Private Equity’s Part
Aside from the megamerger of Kraft Foods Group and H.J. Heinz, which is backed by 3G Capital and Berkshire Hathaway, private-equity firms have ceded big deals to strategic buyers in 2015, says Brown. That’s in contrast to the mid–2000s, which saw a number of large club deals, buyouts sponsored by two or more private-equity firms. (NXP Semiconductors, mentioned above, was acquired in a 2006 club deal.)
Overall, private-equity buyers accounted for 23% of total U.S. transactions in the first quarter, a decrease of 2% from a year ago, according to Isom. While the disclosed value of private-equity deals rose 27% in the first quarter, from $88.4 billion in 2014 to $112.1 billion, the number of deals fell 6%, from 625 deals to 590. There are several reasons for the decline in volume. One is pricey valuations, a result of high share prices and competition from strategic buyers. Another reason is the growing focus on finding quality targets, says Isom.
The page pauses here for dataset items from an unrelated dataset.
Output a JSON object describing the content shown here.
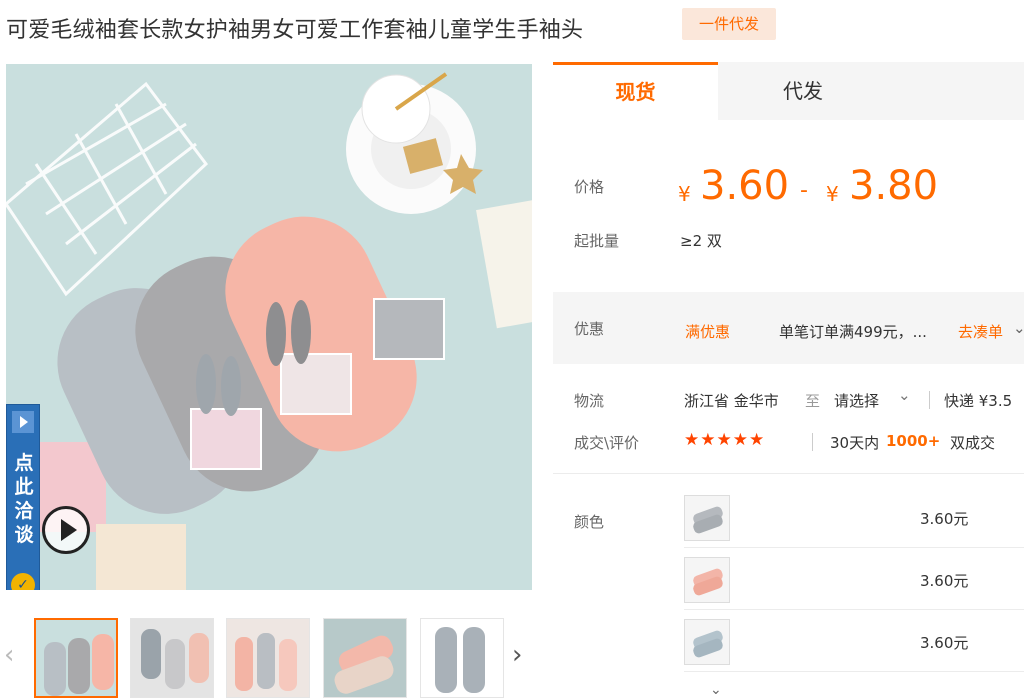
{
  "header": {
    "title": "可爱毛绒袖套长款女护袖男女可爱工作套袖儿童学生手袖头",
    "badge": "一件代发"
  },
  "gallery": {
    "chat_text": "点此洽谈",
    "chat_badge_icon": "shield-icon",
    "play_icon": "play-icon",
    "thumbnail_count": 5,
    "active_thumbnail": 1
  },
  "tabs": [
    {
      "label": "现货",
      "active": true
    },
    {
      "label": "代发",
      "active": false
    }
  ],
  "pricing": {
    "price_label": "价格",
    "currency": "¥",
    "price_min": "3.60",
    "dash": "-",
    "price_max": "3.80",
    "moq_label": "起批量",
    "moq_value": "≥2 双"
  },
  "promo": {
    "label": "优惠",
    "tag": "满优惠",
    "text": "单笔订单满499元，...",
    "link": "去凑单",
    "chevron_icon": "chevron-down-icon"
  },
  "logistics": {
    "label": "物流",
    "origin": "浙江省 金华市",
    "to": "至",
    "destination": "请选择",
    "shipping": "快递 ¥3.5"
  },
  "reviews": {
    "label": "成交\\评价",
    "stars": "★★★★★",
    "period": "30天内",
    "count": "1000+",
    "unit": "双成交"
  },
  "colors": {
    "label": "颜色",
    "items": [
      {
        "variant": "grey",
        "price": "3.60元"
      },
      {
        "variant": "pink",
        "price": "3.60元"
      },
      {
        "variant": "blue-grey",
        "price": "3.60元"
      }
    ]
  },
  "theme": {
    "accent": "#ff6a00",
    "chat_blue": "#2a6fb7"
  }
}
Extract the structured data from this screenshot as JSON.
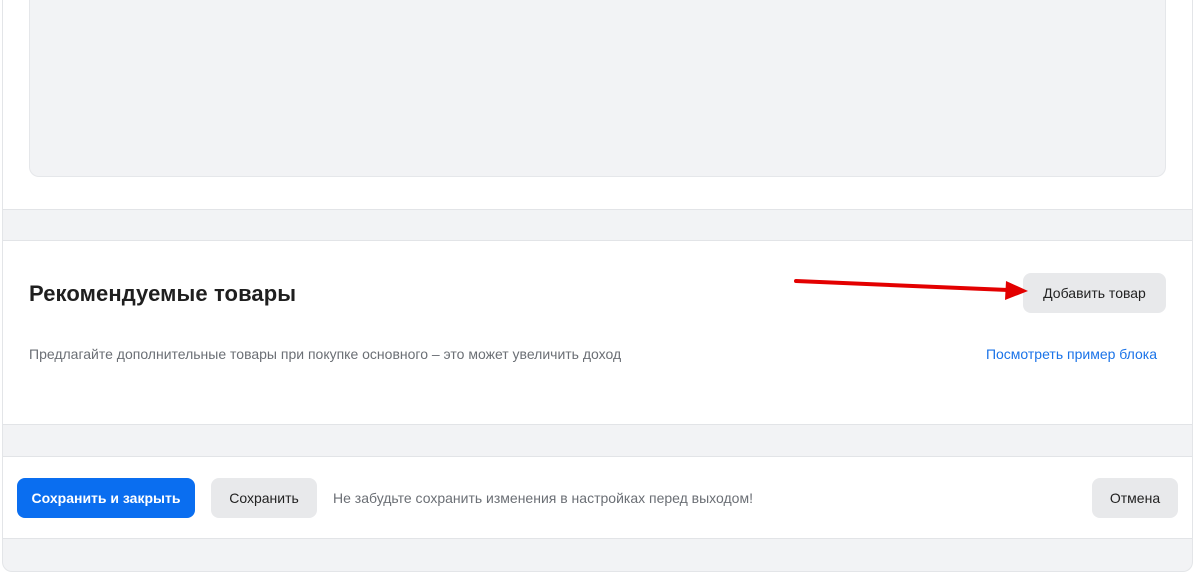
{
  "recommended": {
    "title": "Рекомендуемые товары",
    "description": "Предлагайте дополнительные товары при покупке основного – это может увеличить доход",
    "add_button": "Добавить товар",
    "example_link": "Посмотреть пример блока"
  },
  "footer": {
    "save_close_button": "Сохранить и закрыть",
    "save_button": "Сохранить",
    "hint": "Не забудьте сохранить изменения в настройках перед выходом!",
    "cancel_button": "Отмена"
  },
  "colors": {
    "accent": "#0a6ef0",
    "link": "#1a73e8",
    "annotation_arrow": "#e30000",
    "page_background": "#f2f3f5"
  }
}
But vibrant M&A markets need sellers as well as buyers, and Brown notes that private-equity firms have made a significant number of exits in the past two years, either by selling portfolio companies or taking them public. “You’ve seen a sort of rebalancing of the overall private-equity model,” he says. “There’s still a lot of confidence in private equity, a lot of desire to do deals.” High levels of dry powder and access to cheap capital continue to favor private-equity buyers, says Brown.
Brown and other experts expect M&A activity to remain strong in the second half of the year. “I see no signs of a slowdown,” he says. “I believe the rest of 2015 will continue to be strong, as multiple sectors are contributing to the M&A boom.”
Conditions continue to be ripe for M&A, agrees Isom, “given strong corporate balance sheets, anticipation that interest rates will remain low in the near term, and increased CEO and consumer confidence.”
What could disrupt the rosy scenario? Either a drop in the stock market or a higher-than-expected rise in interest rates could have an impact, Brown says. “CEO and investor confidence appears to be fairly strong, as evidenced by the market,” he says. “If confidence starts to ebb significantly, or if the market starts to slide, then M&A activity may slow down.”
Edward Teach is editor-in-chief of CFO.